April 25, 2006

CAPE GIRARDEAU -- New Madrid County Central, after battling back from an early deficit, saw its hope for victory crushed on a two-out RBI single in Notre Dame's final at-bat. Visiting NMCC was edged 4-3 by conference and district rival Notre Dame on Monday...

CAPE GIRARDEAU -- New Madrid County Central, after battling back from an early deficit, saw its hope for victory crushed on a two-out RBI single in Notre Dame's final at-bat.

Visiting NMCC was edged 4-3 by conference and district rival Notre Dame on Monday.

"It's just baseball," said NMCC coach John Jones. "You're going to win some and you're going to lose some. We played a solid ballgame. It was a good, quality high school baseball game."

Trailing 3-0 after the first inning, the Eagles (6-5, 3-2 in the SEMO Conference) scored a single run in the fourth and two in the sixth to tie.

In the bottom of the seventh, Notre Dame shortstop Jacob Essner, who had allowed the tying run to score on his throwing error in the sixth, went from goat to hero.

Essner's slicing liner to right field sent Lucas Dirnberger, aboard on a fielder's choice, home with the gamewinner.

"That's what you expect out of your seniors," said Notre Dame coach Jeff Graviett. "If they make a mistake, they need to atone for it. I had confidence Jacob was going to step up and do that for us. We were fortunate to get away with a win today."

Eagle starter Thomas Higgerson struggled with his control in the first inning, walking three Bulldog batters.

Chad Friend's RBI single and Trey Glaus' two-run single plated the Notre Dame runs.

"We got some timely hitting and we took advantage of the three walks in the first inning," said Graviett, whose Bulldogs improve to 13-4, 7-3 in the conference.

Higgerson then settled in to shut down Notre Dame the remainder of his four-inning stint.

He was pulled after four innings when he reached the high school inning limit, having hurled six innings on Saturday.

Higgerson (3-1), who retired the last nine hitters he faced in order, allowed three runs on three hits with two strikeouts and the three walks.

Mike Morlan, making his first mound appearance of the season, came on in relief and was equally effective.

Said Jones, of Morlan, "He doesn't have an overpowering fastball, but he can hit the corners and he's got the hitters out in front of a little curveball that looks like it's never going to get up there. When he sees that, he comes back with his fastball."

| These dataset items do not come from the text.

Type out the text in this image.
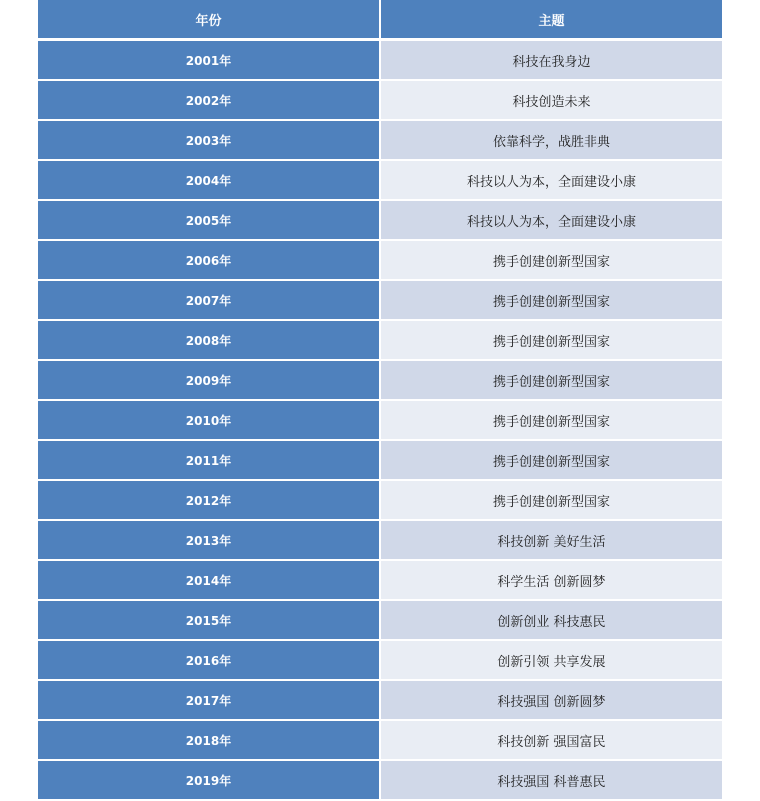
年份	主题
2001年	科技在我身边
2002年	科技创造未来
2003年	依靠科学，战胜非典
2004年	科技以人为本，全面建设小康
2005年	科技以人为本，全面建设小康
2006年	携手创建创新型国家
2007年	携手创建创新型国家
2008年	携手创建创新型国家
2009年	携手创建创新型国家
2010年	携手创建创新型国家
2011年	携手创建创新型国家
2012年	携手创建创新型国家
2013年	科技创新 美好生活
2014年	科学生活 创新圆梦
2015年	创新创业 科技惠民
2016年	创新引领 共享发展
2017年	科技强国 创新圆梦
2018年	科技创新 强国富民
2019年	科技强国 科普惠民
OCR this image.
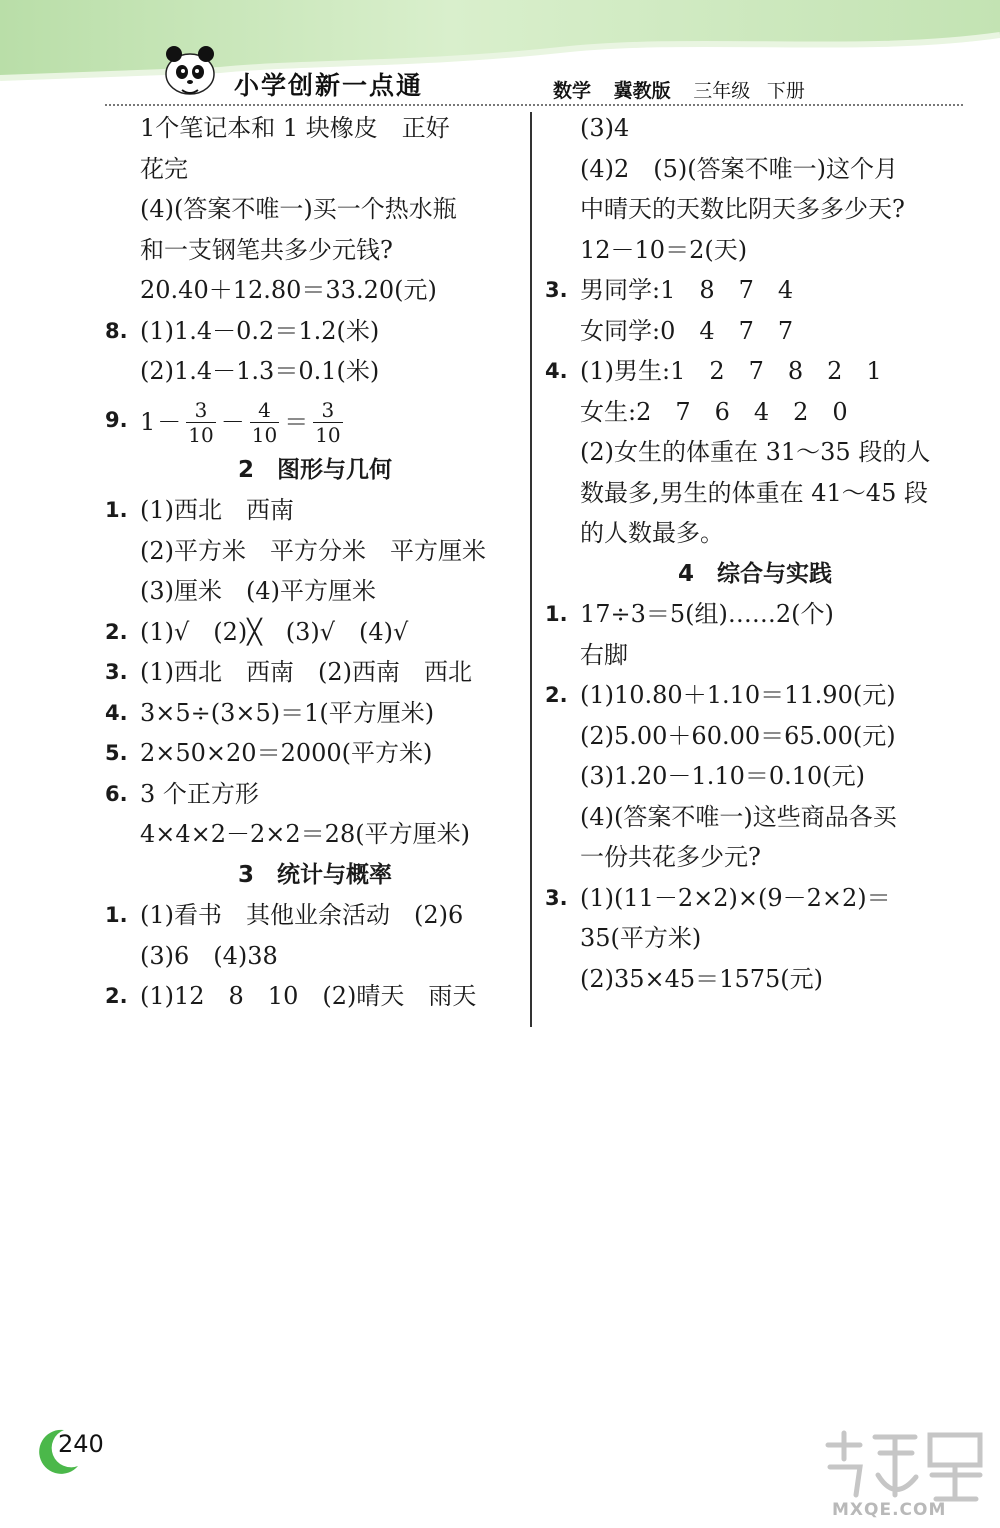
小学创新一点通	数学 冀教版 三年级 下册
1个笔记本和 1 块橡皮　正好
花完
(4)(答案不唯一)买一个热水瓶
和一支钢笔共多少元钱?
20.40＋12.80＝33.20(元)
8. (1)1.4－0.2＝1.2(米)
(2)1.4－1.3＝0.1(米)
9. $1 - \frac{3}{10} - \frac{4}{10} = \frac{3}{10}$
2　图形与几何
1. (1)西北　西南
(2)平方米　平方分米　平方厘米
(3)厘米　(4)平方厘米
2. (1)√　(2)╳　(3)√　(4)√
3. (1)西北　西南　(2)西南　西北
4. 3×5÷(3×5)＝1(平方厘米)
5. 2×50×20＝2000(平方米)
6. 3 个正方形
4×4×2－2×2＝28(平方厘米)
3　统计与概率
1. (1)看书　其他业余活动　(2)6
(3)6　(4)38
2. (1)12　8　10　(2)晴天　雨天
(3)4
(4)2　(5)(答案不唯一)这个月
中晴天的天数比阴天多多少天?
12－10＝2(天)
3. 男同学:1　8　7　4
女同学:0　4　7　7
4. (1)男生:1　2　7　8　2　1
女生:2　7　6　4　2　0
(2)女生的体重在 31～35 段的人
数最多,男生的体重在 41～45 段
的人数最多。
4　综合与实践
1. 17÷3＝5(组)……2(个)
右脚
2. (1)10.80＋1.10＝11.90(元)
(2)5.00＋60.00＝65.00(元)
(3)1.20－1.10＝0.10(元)
(4)(答案不唯一)这些商品各买
一份共花多少元?
3. (1)(11－2×2)×(9－2×2)＝
35(平方米)
(2)35×45＝1575(元)
240
MXQE.COM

While holding the Bulldogs at bay with no runs on one hit in his first two innings of work, Morlan looked sharp and capable of extending the game to extra innings.

He induced a groundout from the first batter in the seventh, then surrendered a opposite field bloop single to left by Nathan Kolda. Kolda was forced at second on Dirnberger's grounder to short.

The Eagles just missed turning the double play, leaving a runner at first with two outs before Essner's big hit, also an opposite-field cue shot.

NMCC's offense outhit Notre Dame, 8 to 5.

"They (NMCC) did a tremendous job of swinging the bats today," Graviett said. "I thought Kirk (winning pitcher Boeller) threw the ball well and they hit a couple of balls that could have carried out of here on a different day."

The Eagles' Dylan Harris led off the fourth with a basehit, advanced on a groundout, then scored on Landon Lingle's liner up the middle to cut the Bulldog lead to 3-1.

Andy Gantner's two-out triple off the wall in center field at the 370-foot sign was wasted in the fifth inning.

In the sixth, Harris led off with a single to center field and went to third on Trey Sullenger's ground single past the Notre Dame first baseman. Sullenger stole second prior to Harris scoring on Lingle's groundout to second.

With two outs, Sullenger crossed the plate with the tying run when Essner overthrew first on Colt Pruitt's grounder.

Harris, Sullenger and Gantner, who doubled and tripled, had two hits apiece for the Eagles. Lingle was the RBI leader with two.

Essner led Notre Dame with two hits.

The close score magnified a second-inning play when Lingle was gunned down on a bang-bang play at the plate. A perfect one-hop throw from Dirnberger, who had fielded Pruitt's single to center, barely beat Lingle, attempting to score from second.

Boeller went seven innings, allowing three runs -- two earned -- on eight hits with eight strikeouts and no walks.

"Notre Dame played a heck of a ballgame," said Jones. "They did what they had to do."

NMCC hosts conference opponent Poplar Bluff today at 4 p.m.